When we were dating, my wife-to-be made the mistake of mentioning that it would be nice to stay in the Four Seasons George V hotel with me in Paris. I took this idle chat as a mission.
Twenty years went by, but I remembered my assignment. I had some business in Geneva and suggested that we stop in Paris for a few days just for fun. My wife agreed.
I made a big show of the usually male ineptitude at administrative mattes. I asked my wife to find a pension in Paris at a reasonable rate. She did, but at the last moment, I snatched the project away from her, claiming to have to combine it with business bookings.
I secretly booked the first night at the George V, and subsequent nights at the less expensive walk-up pension in Montmartre.
Off we flew. At Charles de Gaulle (the airport, not the General, who is still dead), we caught the bus for Etiole, the metro station near the George V and also called Charles de Gaulle (why not?). The area’s noteworthy feature is actually the Arc du Triomphe. As we are arriving, I hand the receipts for the pension and such to my wife and ask her to note how to get there.

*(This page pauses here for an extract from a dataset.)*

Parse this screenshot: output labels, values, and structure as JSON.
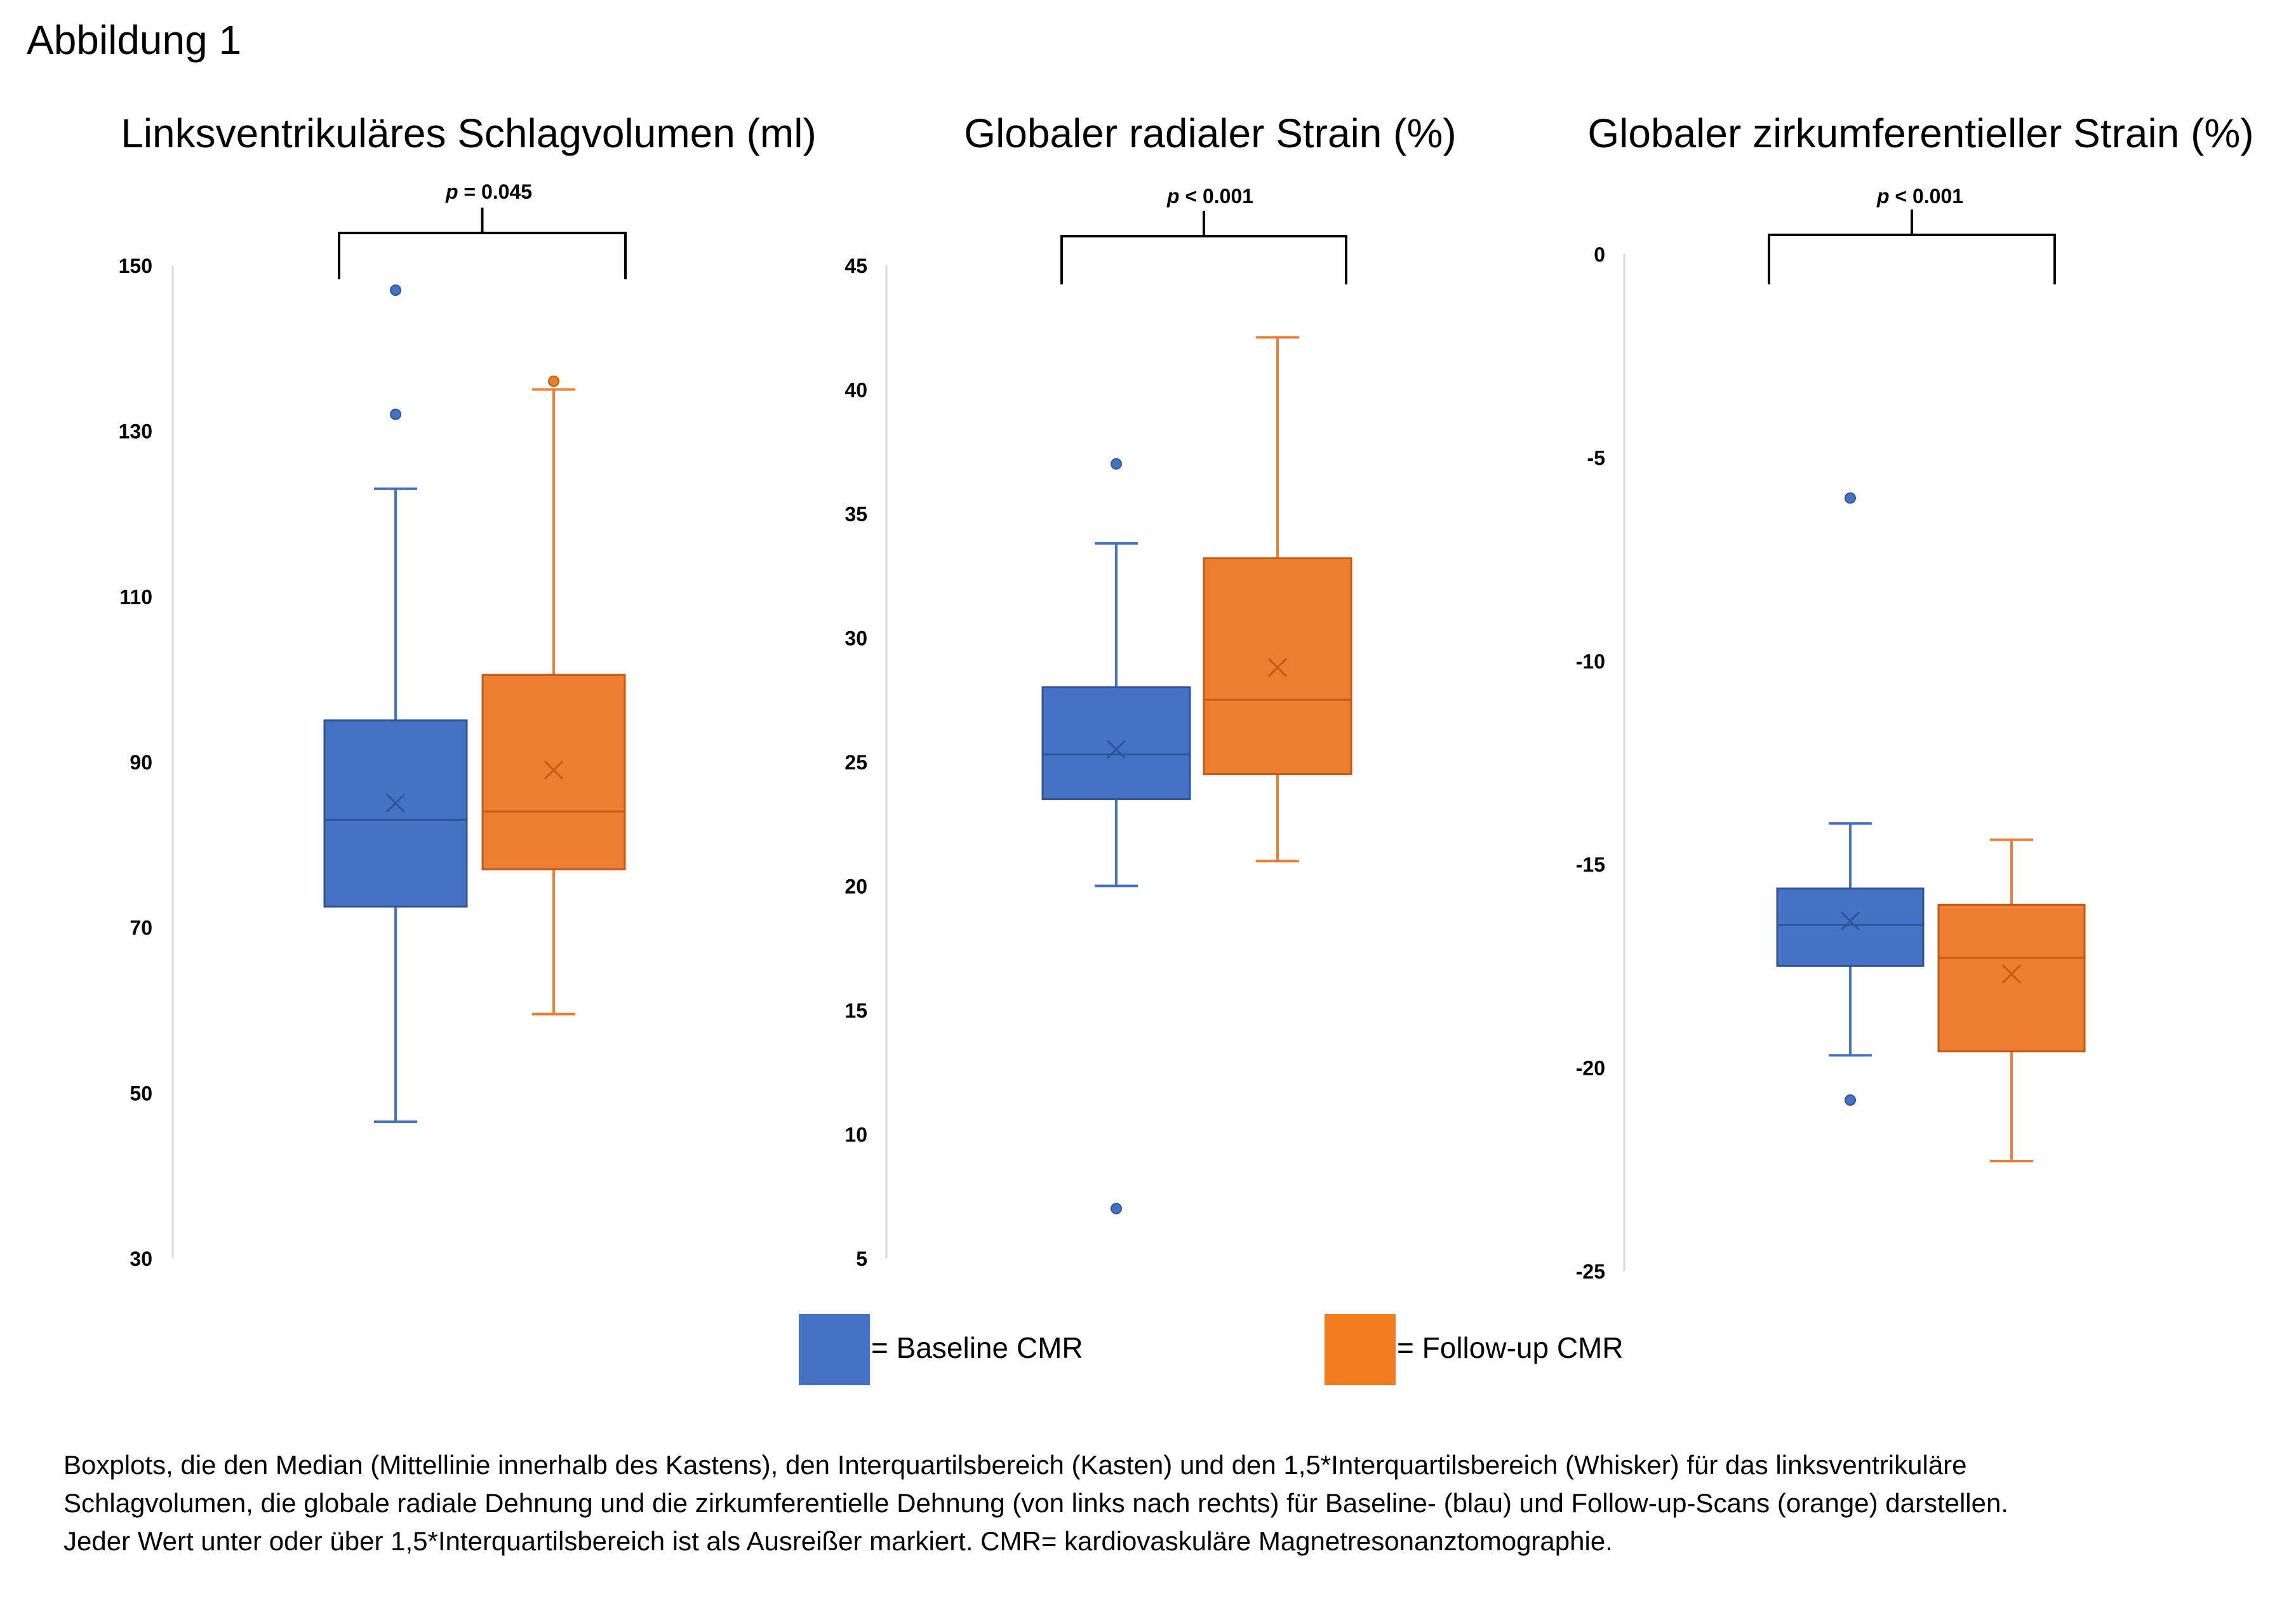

Her face lit up like Christmas morning and noted the reservation at the George V. The bus driver told us it was a two-block walk from the famous arch.
We had arrived in more ways than one. The front desk manager was chagrined to say that our room had not been properly inspected. It was mid-morning, after all. We were ushered into the lobby restaurant to wait.
The lobby restaurant was like your rich aunt’s living room in Saughanessy, Westmount or Rosedale – except with flowers. The George V not only has flowers everywhere, it has them mounted and posed in an unusually way. The stems are at a 45-degree angle so that passersby see the front of the bloom at eye level.
In the comfortable love seats in the lobby we were offered baguette, jambon, fromage. Fine.
“Do you have a nice Chardonnay?” I asked.
Of course not! Why would a Paris waiter, even in the George V, have either what you asked for, or a banal Chardonnay.
The man had a nice wine from the other side of the Loire Valley, no doubt the sunny side. It was a Sancerre. One doesn’t want to embarrass oneself in front of the waiter in the lobby bar in the George V hotel, does one? We ordered what he wanted us to order without incident.
After the flight and time zone change, one crisp glass got us smashed. Luckily, the Parisian civil servant responsible for such things had stamped approval on our room’s readiness, and we went for a nap.
After the nap we found a great steak frites restaurant. I noted the small portions, but also noted I was larger than the average Parisian man. But then our waiter came by with second helpings of both the steak and the frites.
Back in the hotel we fell asleep early and rose early. About 6 a.m., we had coffee and chocolate croissants. We walked around the neighbourhood, toured the hotel and had another nap to get rid of jet lag.
With all the naps, it felt as if we’d been in the famous hotel for a week. But, in reality, about 24 hours after arriving, we were back with the front desk manager. I don’t know why he was so nice to us, but it could have been that he noted I’d stayed in the original Four Seasons hotel on Jarvis Street in Toronto for three weeks. It was right across the street from the CBC, where I’d just been transferred. Since I was from Toronto, perhaps he thought I was a spy from the head office of the Four Seasons.
At any rate, he showed me the bill. I noted it was missing our lobby bar snack and Sancerre wine. The manager said in that wonderfully dismissive French way, “Oh we don’t worry about these details.” He also said the same thing about the room service charge they forgot.
This was a couple of hundred dollars’ worth of treats on a bill for a thousand or so.
Then the manager asked me if we’d like a cab to go to the airport. I almost panicked. I couldn’t tell the front desk manager of the George V hotel that we were going to a far less expensive Paris pension.
“No . . . we’re . . . ah . . . going to stay with friends.”
Off we went – grateful for the snacks and the subterfuge.
When he’s not travelling, Dr. Allan Bonner, MSc, DBA, is a crisis manager based in Toronto.